Structure of the microdomain boundaries in RFe 6 Ge 6 (R = Tb, Ho or Er) crystals from diffuse X-ray scattering

Abstract

Abstract The richness of diffraction features in RFe6Ge6 crystals (R = Tb, Ho or Er) (sharp main reflections, broad satellites and diffuse streaks) originates from a complex twinned microstructure. The two structural subsystems, namely hexagonal FeGe network (host) and chains of the R and Ge atoms (guest), give rise to the main reflections of the average structure (YCo6Ge6 type, in an orthohexagonal setting: Ammm, (c, 3½ a, a)h). Ordering in the guest subsystem leads to a superstructure (Cmcm, (2c,2 × 3½ a, a)h) of the YCo6Ge6 type and gives rise to the satellites. This superstructure is arranged into submicroscopically twinned domains with three 120°-rotated orientations. The microdomains are separated by microdomain boundaries scattering into diffuse streaks. The microdomain boundaries form a new superstructure (Cmmm, (2c, 3½ a, 4a)h) of the YCo6Ge6 type which is solved in a simple and original way.
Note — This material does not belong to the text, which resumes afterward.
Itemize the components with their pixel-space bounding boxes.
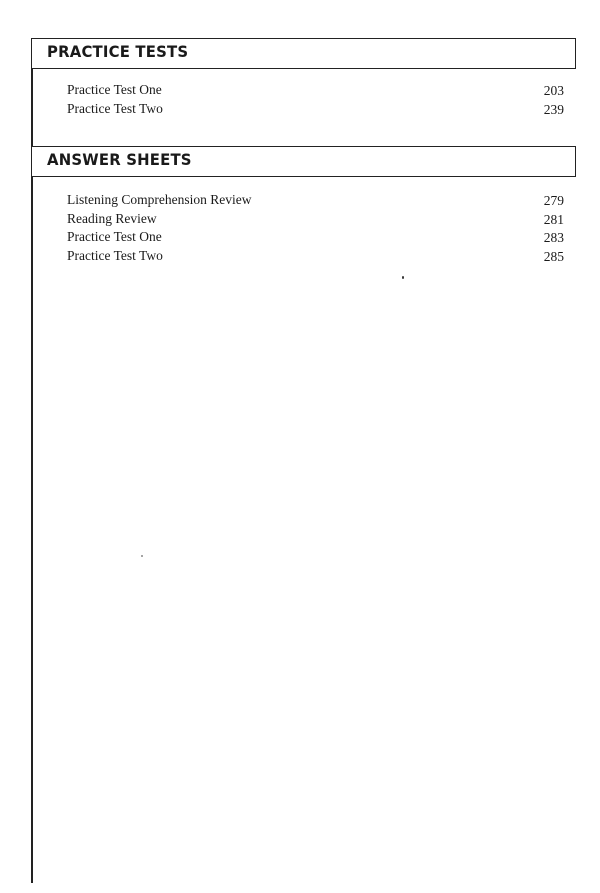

The microdomain boundaries have three 120°-rotated orientations, extend preferentially parallel to the {(011). (011), (010)} planes of the average structure and have limited coherency normal to these planes. The maximum and minimum correlation lengths estimated from the different diffraction features are as follows: host subsystem, 106.6(8) and 82.4(6) Å; guest subsystem. 76.9(2) and 58.4(1) Å for the microdomains, and 56(2) and 18.8(1) Å for the microdomain boundaries. Coherency of the distant microdomains restricts the distribution and size of the microdomains and microdomain boundaries. A microstructure model is proposed and confirmed by computer simulations.